Thursday, 9 June 2016

Extradited 'people smuggler': Doubts grow over identity of man seized in Sudan

 
Left: An image of the man believed to be Mered Medhanie previously released by the UK National Crime Agency; Right: the man extradited to ItalyImage copyright NCA/Polizia di Stato
Image caption Left: An image of the man believed to be Mered Medhanie previously released by the UK National Crime Agency; Right: the man extradited to Italy

"I was going crazy": Seghen Tesfarmariam Berhe, said to be sister of Medhanie Tesfarmariam Berhe, speaking to BBC from Khartoum, Sudan

Photo said to show Seghen Tesfarmariam Berhe with Medhanie Tesfarmariam Berhe (right)
Seghen Tesfarmariam Berhe says this photo shows her with with Medhanie Tesfarmariam Berhe

"He's not Mered Medhanie. He's my younger brother. His name is Medhanie Tesfarmariam Berhe.

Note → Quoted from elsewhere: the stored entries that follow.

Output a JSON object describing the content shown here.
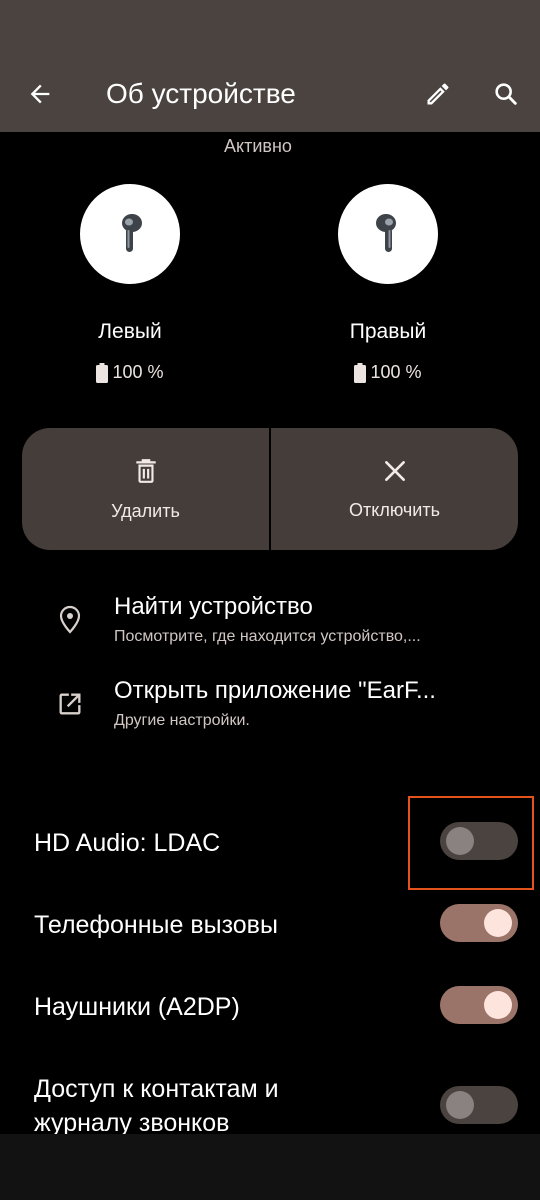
{
  "header": {
    "title": "Об устройстве"
  },
  "status": {
    "active_label": "Активно"
  },
  "earbuds": [
    {
      "label": "Левый",
      "battery": "100 %"
    },
    {
      "label": "Правый",
      "battery": "100 %"
    }
  ],
  "actions": {
    "delete_label": "Удалить",
    "disconnect_label": "Отключить"
  },
  "links": [
    {
      "title": "Найти устройство",
      "subtitle": "Посмотрите, где находится устройство,..."
    },
    {
      "title": "Открыть приложение \"EarF...",
      "subtitle": "Другие настройки."
    }
  ],
  "settings": [
    {
      "label": "HD Audio: LDAC",
      "enabled": false
    },
    {
      "label": "Телефонные вызовы",
      "enabled": true
    },
    {
      "label": "Наушники (A2DP)",
      "enabled": true
    },
    {
      "label_line1": "Доступ к контактам и",
      "label_line2": "журналу звонков",
      "enabled": false
    }
  ],
  "colors": {
    "appbar_bg": "#4a4340",
    "card_bg": "#443d3a",
    "switch_on_track": "#9b7469",
    "switch_on_thumb": "#fde4dc",
    "switch_off_track": "#4a4340",
    "highlight": "#e5531d"
  },
  "icons": [
    "arrow-back-icon",
    "pencil-icon",
    "search-icon",
    "earbud-icon",
    "battery-icon",
    "trash-icon",
    "close-icon",
    "location-pin-icon",
    "open-external-icon"
  ]
}
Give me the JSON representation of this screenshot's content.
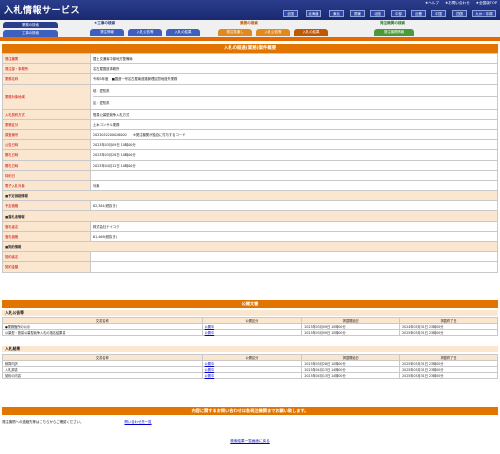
{
  "header": {
    "logo": "入札情報サービス",
    "toplinks": [
      "★ヘルプ",
      "★お問い合わせ",
      "★全国版TOP"
    ],
    "regions": [
      "全国",
      "北海道",
      "東北",
      "関東",
      "北陸",
      "中部",
      "近畿",
      "中国",
      "四国",
      "九州・沖縄"
    ]
  },
  "tabbar": {
    "groups": [
      {
        "title": "★工事の検索",
        "color": "#2a3c8c"
      },
      {
        "title": "業務の検索",
        "color": "#c05800"
      },
      {
        "title": "発注機関の検索",
        "color": "#2a7a2a"
      }
    ],
    "tabs": [
      "発注情報",
      "入札公告等",
      "入札の結果",
      "発注見通し",
      "入札公告等",
      "入札の結果",
      "発注機関情報"
    ],
    "left_tabs": [
      "工事の検索",
      "業務の検索"
    ]
  },
  "detail": {
    "title": "入札の経過(業務)案件概要",
    "rows": [
      {
        "label": "発注機関",
        "value": "国土交通省中部地方整備局"
      },
      {
        "label": "発注部・事務所",
        "value": "名古屋国道事務所"
      },
      {
        "label": "業務名称",
        "value": "令和5年度　■国道一号名古屋南道路管理区間地道外業務"
      },
      {
        "label": "業務対象地域",
        "value": [
          "岐：愛知県",
          "区：愛知県"
        ]
      },
      {
        "label": "入札契約方式",
        "value": "簡易公募型競争入札方式"
      },
      {
        "label": "業務区分",
        "value": "土木コンサル業務"
      },
      {
        "label": "調査番号",
        "value": "2023052200026000　　※発注機関が独自に付与するコード"
      },
      {
        "label": "公告日時",
        "value": "2023年03月09日 10時00分"
      },
      {
        "label": "開札日時",
        "value": "2023年03月28日 10時00分"
      },
      {
        "label": "開札日時",
        "value": "2023年04月12日 10時00分"
      },
      {
        "label": "特約日",
        "value": ""
      },
      {
        "label": "電子入札対象",
        "value": "対象"
      }
    ],
    "sections": {
      "price": "■予定価格情報",
      "price_label": "予定価格",
      "price_value": "82,361(税抜き)",
      "winner": "■落札者情報",
      "winner_label1": "落札者名",
      "winner_value1": "株式会社テイコク",
      "winner_label2": "落札価格",
      "winner_value2": "61,469(税抜き)",
      "contract": "■契約情報",
      "contract_label1": "契約者名",
      "contract_label2": "契約金額"
    }
  },
  "docs": {
    "title": "公開文書",
    "group1": "入札公告等",
    "group2": "入札結果",
    "headers": [
      "文書名称",
      "公開区分",
      "掲載開始日",
      "掲載終了日"
    ],
    "rows1": [
      [
        "●業務箇所の公示",
        "公開中",
        "2023年03月09日 10時00分",
        "2024年03月31日 23時00分"
      ],
      [
        "公募型・簡易公募型競争入札の指名結果書",
        "公開中",
        "2023年03月09日 10時00分",
        "2025年03月31日 23時00分"
      ]
    ],
    "rows2": [
      [
        "積算内訳",
        "公開中",
        "2023年03月28日 10時00分",
        "2025年03月31日 23時00分"
      ],
      [
        "入札調書",
        "公開中",
        "2023年04月13日 14時00分",
        "2025年03月31日 23時00分"
      ],
      [
        "契約の内容",
        "公開中",
        "2023年04月13日 14時00分",
        "2025年03月31日 23時00分"
      ]
    ]
  },
  "contact": {
    "title": "内容に関するお問い合わせは各発注機関までお願い致します。",
    "text": "発注機関への連絡先等はこちらからご確認ください。",
    "link": "問い合わせ先一覧",
    "back": "検索結果一覧画面に戻る"
  }
}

We have been living here for one year together in Khartoum.

"He is not a human trafficker. He is my brother.
"I called the [Sudanese] police but they said there is no person with that name. I have been searching for him for two weeks. They told me there is nobody with that name in prison. All of a sudden I see him in Italy.
"I have been worried sick. I have been crying the whole two weeks. I did not know if he was alive or dead. His photo… he looks awful. I feel sad to see him like that."

The man who was extradited was arrested by Sudanese police with the help of the British and Italian authorities, the UK's National Crime Agency (NCA) said.
But Francesco Lo Voi, the chief prosecutor in the Italian city of Palermo, said "the necessary checks" were now being carried out.
"The identification of the suspect, his arrest, his handing over and his extradition to Italy were communicated to us in an official manner by the NCA and the Sudanese authorities through Interpol," he told Italy's Ansa news agency.
The NCA said it was "too soon to speculate" about the claims but added it was "confident in its intelligence-gathering process".
A woman who identifies herself as an older sister, Seghen Tesfarmariam Berhe, told the BBC's Newsnight programme from Khartoum that she had been living with her brother Medhanie Tesfarmariam Berhe in the Sudanese capital for a year before he vanished two weeks ago.
Her brother, she said, had come illegally to Sudan in March 2015 as a refugee after fleeing Eritrea via Ethiopia.
He had been hoping, she said, to join another sister living in the US and to study and work there.

Wrong place, wrong time?

A woman living in Norway who identified herself as another sister told Newsnight her brother was "completely innocent".

Hiwet Tesfamariam Berhe Kidane said she had last spoken to him about three weeks ago and had first learned of his arrest when she saw pictures of him on television and social media.

Image of Medhanie Tesfarmariam Berhe, man believed to have been wrongly extradited
Images of Medhanie Tesfarmariam Berhe given to the BBC resembled the man in custody                                

Hermon Berhe, who lives in Ethiopia, said he had grown up in Eritrea with the man shown in pictures handed out by Italian police.
"I don't think he has any bone in his body which can involve such kind of things," he said. "He is a loving, friendly and kind person."
And Meron Estefanos, a Swedish-Eritrean journalist who interviewed the real Mered Medhanie in a phone call last year, said: "I called refugees who know the real smuggler and I showed them the picture of what the Italians published and then everybody said, 'No, that's not the smuggler that smuggled us into Europe'.
"I believe they have the wrong person. This is a refugee who happened to be in [the Sudanese capital] Khartoum at the wrong place at the wrong time."
She added that rumours were going around Khartoum that the real Mered Medhanie had been arrested in Sudan but had managed to bribe himself out of jail.